Yeah, one shard-per-machine is the "ideal" situation. So you'd want to add more nodes and more primary shards. E.g. bump the cluster to 5 data nodes and then reindex everything into a 5 primary shard index. I don't know if (or how much) that'd help, but that's the theory anyway since there are more nodes/primary shards to process in parallel
4- Is it a good idea to break down the query to smaller portions (let's say 4) and make a query in 4 diff threads and then combine the result? I am guessing the elasticsearch might do that internally.
This is tricky, since four separate searches will have four separate sets of scores. Scoring is done in a per-query context, so you can't really compare/combine results from different queries. But if this is simple filtering where you just need the "final set of matching docs", this approach could work. And it would be faster... a search uses one thread-per-node to prevent thread explosions (e.g. think multiple concurrent search requests, with hundreds of shards per node).
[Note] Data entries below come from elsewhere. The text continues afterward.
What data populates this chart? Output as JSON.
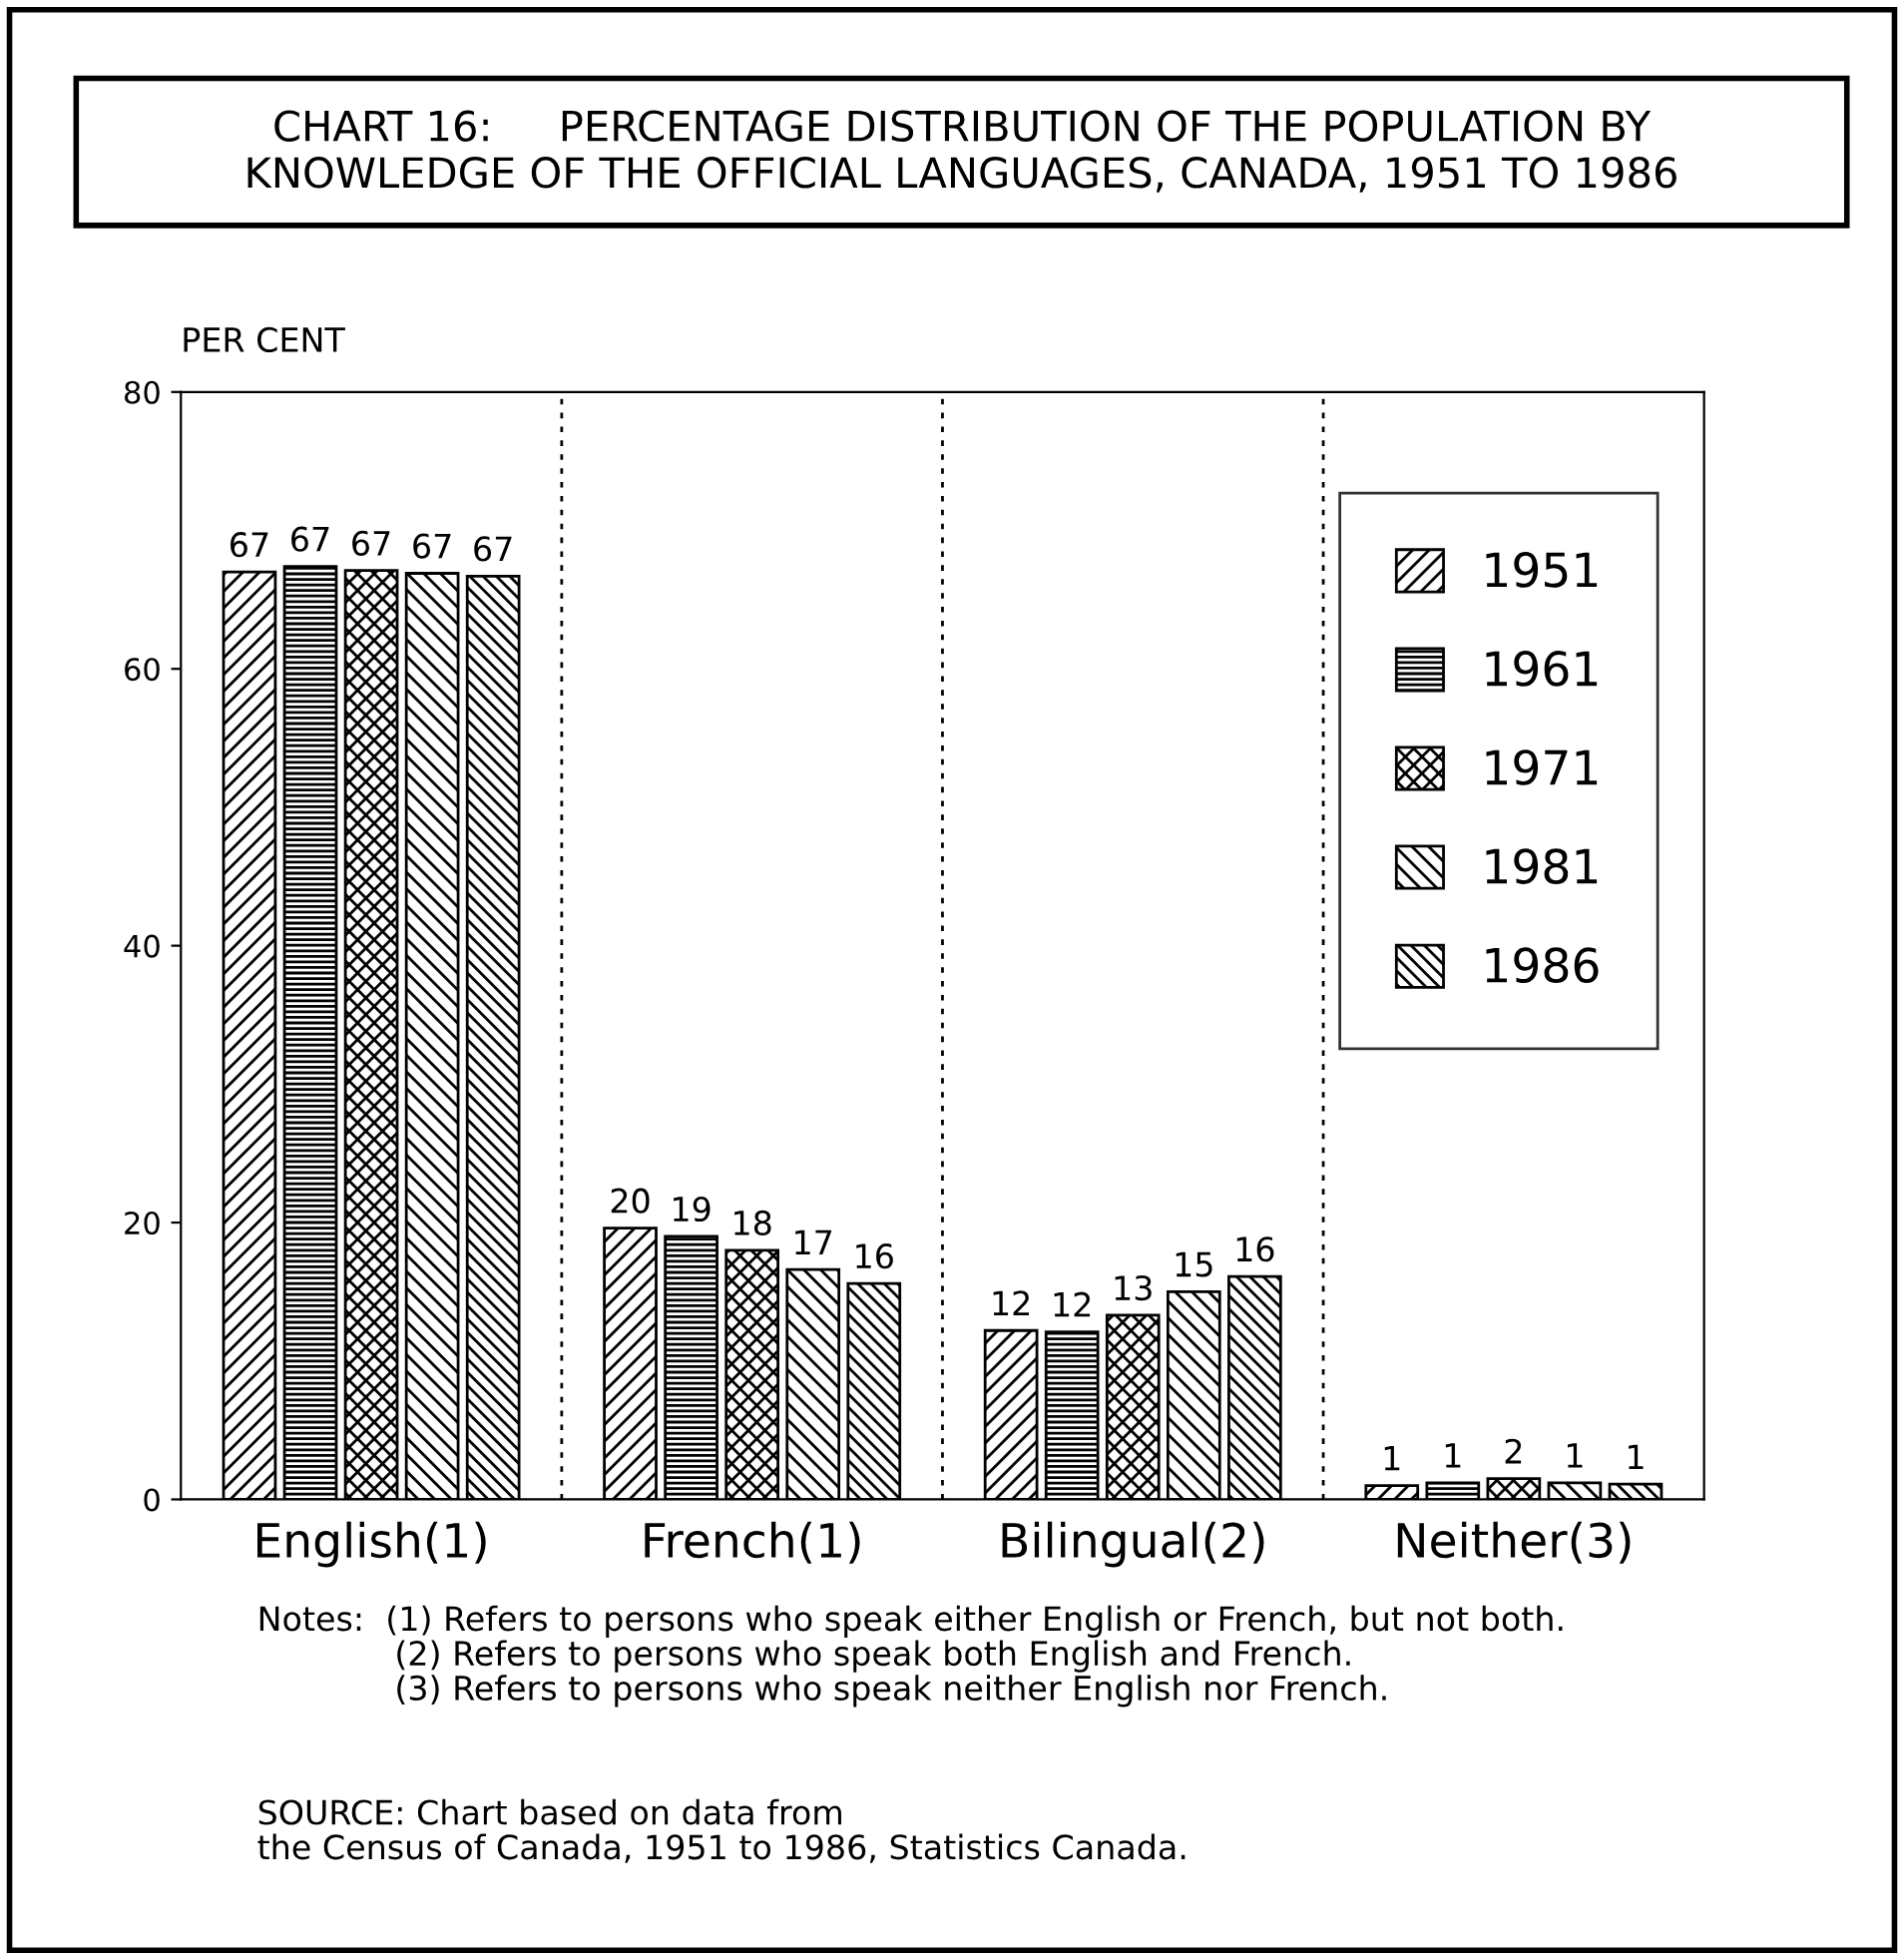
{
  "chart_data": {
    "type": "bar",
    "title": "CHART 16:     PERCENTAGE DISTRIBUTION OF THE POPULATION BY\nKNOWLEDGE OF THE OFFICIAL LANGUAGES, CANADA, 1951 TO 1986",
    "ylabel": "PER CENT",
    "categories": [
      "English(1)",
      "French(1)",
      "Bilingual(2)",
      "Neither(3)"
    ],
    "series": [
      {
        "name": "1951",
        "color": "#000000",
        "values": [
          67.0,
          19.6,
          12.2,
          1.0
        ],
        "value_labels": [
          "67",
          "20",
          "12",
          "1"
        ]
      },
      {
        "name": "1961",
        "color": "#000000",
        "values": [
          67.4,
          19.0,
          12.1,
          1.2
        ],
        "value_labels": [
          "67",
          "19",
          "12",
          "1"
        ]
      },
      {
        "name": "1971",
        "color": "#000000",
        "values": [
          67.1,
          18.0,
          13.3,
          1.5
        ],
        "value_labels": [
          "67",
          "18",
          "13",
          "2"
        ]
      },
      {
        "name": "1981",
        "color": "#000000",
        "values": [
          66.9,
          16.6,
          15.0,
          1.2
        ],
        "value_labels": [
          "67",
          "17",
          "15",
          "1"
        ]
      },
      {
        "name": "1986",
        "color": "#000000",
        "values": [
          66.7,
          15.6,
          16.1,
          1.1
        ],
        "value_labels": [
          "67",
          "16",
          "16",
          "1"
        ]
      }
    ],
    "ylim": [
      0,
      80
    ],
    "yticks": [
      0,
      20,
      40,
      60,
      80
    ],
    "legend": "top right",
    "grid": false,
    "annotations": [
      "Notes:  (1) Refers to persons who speak either English or French, but not both.\n             (2) Refers to persons who speak both English and French.\n             (3) Refers to persons who speak neither English nor French.",
      "SOURCE: Chart based on data from\nthe Census of Canada, 1951 to 1986, Statistics Canada."
    ]
  }
}
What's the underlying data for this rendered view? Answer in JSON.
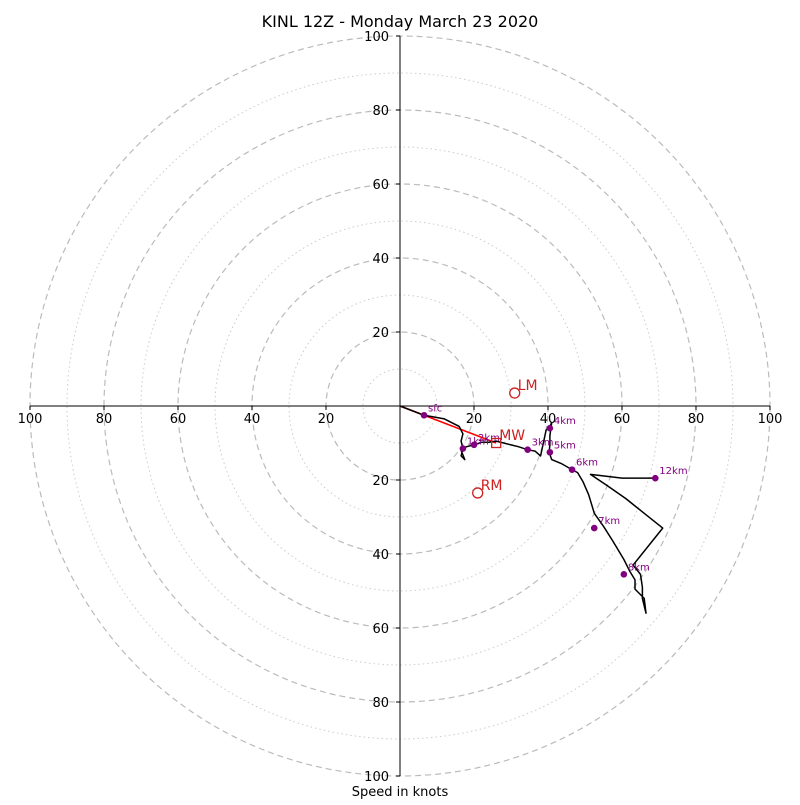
{
  "chart_data": {
    "type": "hodograph",
    "title": "KINL 12Z - Monday March 23 2020",
    "xlabel": "Speed in knots",
    "units": "knots",
    "range": [
      -100,
      100
    ],
    "major_rings": [
      20,
      40,
      60,
      80,
      100
    ],
    "minor_rings": [
      10,
      30,
      50,
      70,
      90
    ],
    "x_ticks": [
      "100",
      "80",
      "60",
      "40",
      "20",
      "20",
      "40",
      "60",
      "80",
      "100"
    ],
    "x_tick_values": [
      -100,
      -80,
      -60,
      -40,
      -20,
      20,
      40,
      60,
      80,
      100
    ],
    "y_ticks": [
      "100",
      "80",
      "60",
      "40",
      "20",
      "20",
      "40",
      "60",
      "80",
      "100"
    ],
    "y_tick_values": [
      100,
      80,
      60,
      40,
      20,
      -20,
      -40,
      -60,
      -80,
      -100
    ],
    "grid": true,
    "colors": {
      "hodograph": "#000000",
      "height_marker": "#800080",
      "storm_motion": "#cc2222",
      "shear_vector": "#ff0000",
      "major_grid": "#bbbbbb",
      "minor_grid": "#cccccc"
    },
    "hodograph_trace": [
      [
        0,
        0
      ],
      [
        6.5,
        -2.5
      ],
      [
        12,
        -3.5
      ],
      [
        16,
        -5.5
      ],
      [
        17,
        -7.5
      ],
      [
        16.5,
        -9.5
      ],
      [
        17,
        -11.5
      ],
      [
        16.5,
        -13.5
      ],
      [
        17.5,
        -14.5
      ],
      [
        16.5,
        -12
      ],
      [
        17,
        -11.5
      ],
      [
        18,
        -11
      ],
      [
        20,
        -10.5
      ],
      [
        22,
        -9.8
      ],
      [
        24,
        -9.8
      ],
      [
        26,
        -9.5
      ],
      [
        28,
        -10
      ],
      [
        30,
        -10.5
      ],
      [
        32,
        -11
      ],
      [
        34.5,
        -11.8
      ],
      [
        36.5,
        -12.2
      ],
      [
        38,
        -13.5
      ],
      [
        39.5,
        -6.5
      ],
      [
        40.5,
        -5.5
      ],
      [
        41,
        -4.5
      ],
      [
        40.5,
        -8
      ],
      [
        40.5,
        -10.5
      ],
      [
        40.3,
        -12.5
      ],
      [
        41,
        -14.5
      ],
      [
        43.5,
        -15.5
      ],
      [
        46.5,
        -17.2
      ],
      [
        48,
        -18
      ],
      [
        49.5,
        -20.5
      ],
      [
        51,
        -24
      ],
      [
        52.5,
        -29
      ],
      [
        55,
        -32.5
      ],
      [
        57.5,
        -36.5
      ],
      [
        60.5,
        -41.5
      ],
      [
        62,
        -44.5
      ],
      [
        63.5,
        -47
      ],
      [
        63.5,
        -49.5
      ],
      [
        66,
        -52
      ],
      [
        66.5,
        -56
      ],
      [
        65.5,
        -52
      ],
      [
        65.5,
        -49
      ],
      [
        65,
        -45.5
      ],
      [
        63,
        -43
      ],
      [
        71,
        -33
      ],
      [
        66,
        -29
      ],
      [
        61,
        -25
      ],
      [
        56,
        -21.5
      ],
      [
        51.5,
        -18.5
      ],
      [
        60,
        -19.5
      ],
      [
        69,
        -19.5
      ]
    ],
    "height_markers": [
      {
        "label": "sfc",
        "u": 6.5,
        "v": -2.5
      },
      {
        "label": "1km",
        "u": 17,
        "v": -11.5
      },
      {
        "label": "2km",
        "u": 20,
        "v": -10.5
      },
      {
        "label": "3km",
        "u": 34.5,
        "v": -11.8
      },
      {
        "label": "4km",
        "u": 40.5,
        "v": -6
      },
      {
        "label": "5km",
        "u": 40.5,
        "v": -12.5
      },
      {
        "label": "6km",
        "u": 46.5,
        "v": -17.2
      },
      {
        "label": "7km",
        "u": 52.5,
        "v": -33
      },
      {
        "label": "8km",
        "u": 60.5,
        "v": -45.5
      },
      {
        "label": "12km",
        "u": 69,
        "v": -19.5
      }
    ],
    "storm_motions": [
      {
        "label": "LM",
        "u": 31,
        "v": 3.5,
        "marker": "circle"
      },
      {
        "label": "MW",
        "u": 26,
        "v": -10,
        "marker": "square"
      },
      {
        "label": "RM",
        "u": 21,
        "v": -23.5,
        "marker": "circle"
      }
    ],
    "shear_vector": {
      "from": [
        0,
        0
      ],
      "to": [
        26,
        -10
      ]
    }
  }
}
So doing an msearch
might give better latency
Related, you might check and see what your nodes are doing during a request. Check the Node Stats API to see if any resource is bottlenecked, perhaps look at the Hot Threads API to see if any of the active threads look suspicious.
The total number of documents are 366136 and each shard has about 450 MB of data.
Your index is rather small (300k is tiny for three nodes), so there's probably a lot of room for improvement. Could you potentially paste up a full query somewhere?